1.   Significance of Managerial Economics

2.   Law of Diminishing Marginal Utility

3.   Price Elasticity of Demand

4.   Opinion poll methods of demand forecasting

5.   Production Functions

 

 

Section B (30 marks)

 

(Attempt any three)

1.   Discuss the law of demand. Explain the exceptions to the Law of Demand.

2.   Describe the types of demand along with functions of demand.

3.   Define managerial economics. Explain the role and responsibilities of managerial economist.

4.    Explain the concept of cost. Differentiate between total cost and marginal cost.

 

Section C (50 marks)

(Attempt all questions. Every question carries 10 marks)

 

Read the case “Coke Bottles Losses in India.” and answer the following questions:

 

Case Study: Coke Bottles Losses in India with a $400 Million Asset

 

That Coke was taking a hit in India was known, but to what extent wasn't. Now it is and it's stunning. Coca-Cola Co's chief financial officer, Gary Fayard told analysts in New York on Tuesday that the company was writing off $ 400 million of its assets in India in the first quarter of 2000. In other words, virtually half the investment made by the beverages giant in India has turned to ashes.

This huge dent in its Indian assets, the company clarified, didn't in any way alter Coca-Cola's commitment to India. "We remain just as committed," said a company spokesman here, while declining to comment any further. He wouldn't be drawn into a discussion on the implications of the write off on Coke's future plans here or on whether this would lead to changes in the management structure.

The cat was out of the bag on January 26. When Coke filed its 1999 fourth quarter results with the US Securities & Exchange Commission on that day, it had admitted to a 21 per cent dent in its bottom line and a $ 45 million loss in that quarter.

It had admitted to more: "The reason for this is the company's investments in Japan and India." It had also said that it would carry out a comprehensive re-evaluation of its assets in India.

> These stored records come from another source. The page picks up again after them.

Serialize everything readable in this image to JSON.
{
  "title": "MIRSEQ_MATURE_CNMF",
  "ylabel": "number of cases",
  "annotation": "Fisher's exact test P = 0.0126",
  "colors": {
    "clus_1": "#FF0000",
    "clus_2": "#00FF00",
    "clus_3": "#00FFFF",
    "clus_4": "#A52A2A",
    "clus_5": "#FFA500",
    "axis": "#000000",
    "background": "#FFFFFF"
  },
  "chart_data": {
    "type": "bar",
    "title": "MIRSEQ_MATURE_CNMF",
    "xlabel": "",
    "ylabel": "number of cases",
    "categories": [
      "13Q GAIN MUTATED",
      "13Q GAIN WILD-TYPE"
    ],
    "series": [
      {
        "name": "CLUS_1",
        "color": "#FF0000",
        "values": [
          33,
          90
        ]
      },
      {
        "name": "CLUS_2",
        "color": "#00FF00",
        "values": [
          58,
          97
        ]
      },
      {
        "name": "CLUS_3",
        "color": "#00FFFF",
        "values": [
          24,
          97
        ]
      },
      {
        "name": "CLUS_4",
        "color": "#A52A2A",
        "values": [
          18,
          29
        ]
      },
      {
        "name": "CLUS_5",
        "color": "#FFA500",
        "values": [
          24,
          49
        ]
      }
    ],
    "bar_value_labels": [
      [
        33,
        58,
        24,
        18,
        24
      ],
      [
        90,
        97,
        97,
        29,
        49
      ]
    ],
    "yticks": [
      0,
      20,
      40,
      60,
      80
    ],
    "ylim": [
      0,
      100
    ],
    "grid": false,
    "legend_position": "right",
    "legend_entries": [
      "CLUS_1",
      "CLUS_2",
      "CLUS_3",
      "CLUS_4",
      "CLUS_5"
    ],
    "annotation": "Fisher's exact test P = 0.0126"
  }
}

The job, therefore, was cut out for its new worldwide boss. Douglas Daft and his new Indian lieutenant Alex von Behr. And it was obvious that it wouldn't be a pleasant one. The magnitude of the writing down of its assets makes it appear that the Coke brass has chosen to make a clean breast of the Indian mess and restart it with a clean slate.

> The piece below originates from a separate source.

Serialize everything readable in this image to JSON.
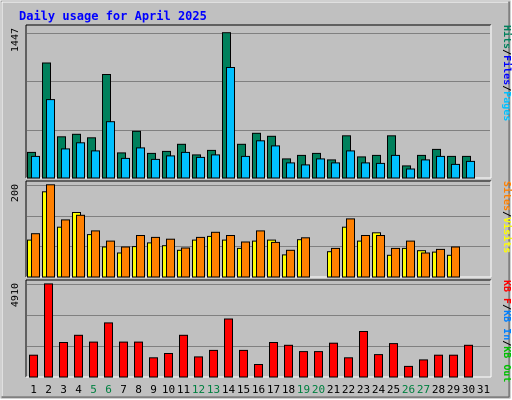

But why had the mess piled up in the first place. While Coke India itself is not communicative about it, piecing together available information makes it appear that the large losses were mainly due to three reasons - the huge expenses Coke incurred in buying out bottlers, its lavish market discounting schemes and its expensive advertising campaigns.

Coke is estimated to have paid off its bottlers about ` 1,500 crores for a smooth acquisition process, which apart from giving the company an integrating bottling network, hasn't really given commensurate returns. On top of that, there have been high discounting scheme expenses as well as the expenses to acquire key accounts (restaurants, five-star hotels, movie theatres) as well as costly ad campaigns (it's said that it has signed on current Bollywood sensation Hrithik Roshan for more than ` 5 crore).

The runaway expenses in India is said to have been worrying Atalanta for a while.

Coke's former boss, Doug Ivestor, had come to India in August 1999 to see things for himself. Prior to that, an audit team from the headquarters had visited the local HQ in Gurgaon and said to have found the expenses high indeed. Thereafter, there has been a change in local management structure and cost control measures were initiated.

Now, the impact of the write off could be two fold. One: Coca-Cola India now gets to start afresh. And two: the big brother in Atalanta is likely to keep a close eye on future expenses which might reduce the operating freedom of the local management.

 

 

Questions:

1.   What factors do you think influenced the demand for the Coca-Cola? How might these factors change over time?

2.   How does strategic behavior affect market shares, profitability and prices?

3.   Analyze the case. Comment on the nature of 'economic problem' and 'choice of strategy'.

4.   Analyze the market environment of Coca-Cola in India today. Comment on the observation, "AD war is a mad war; it is just a zero-sum game at the end."

What changes and measures were initiated to manage structure and cost control.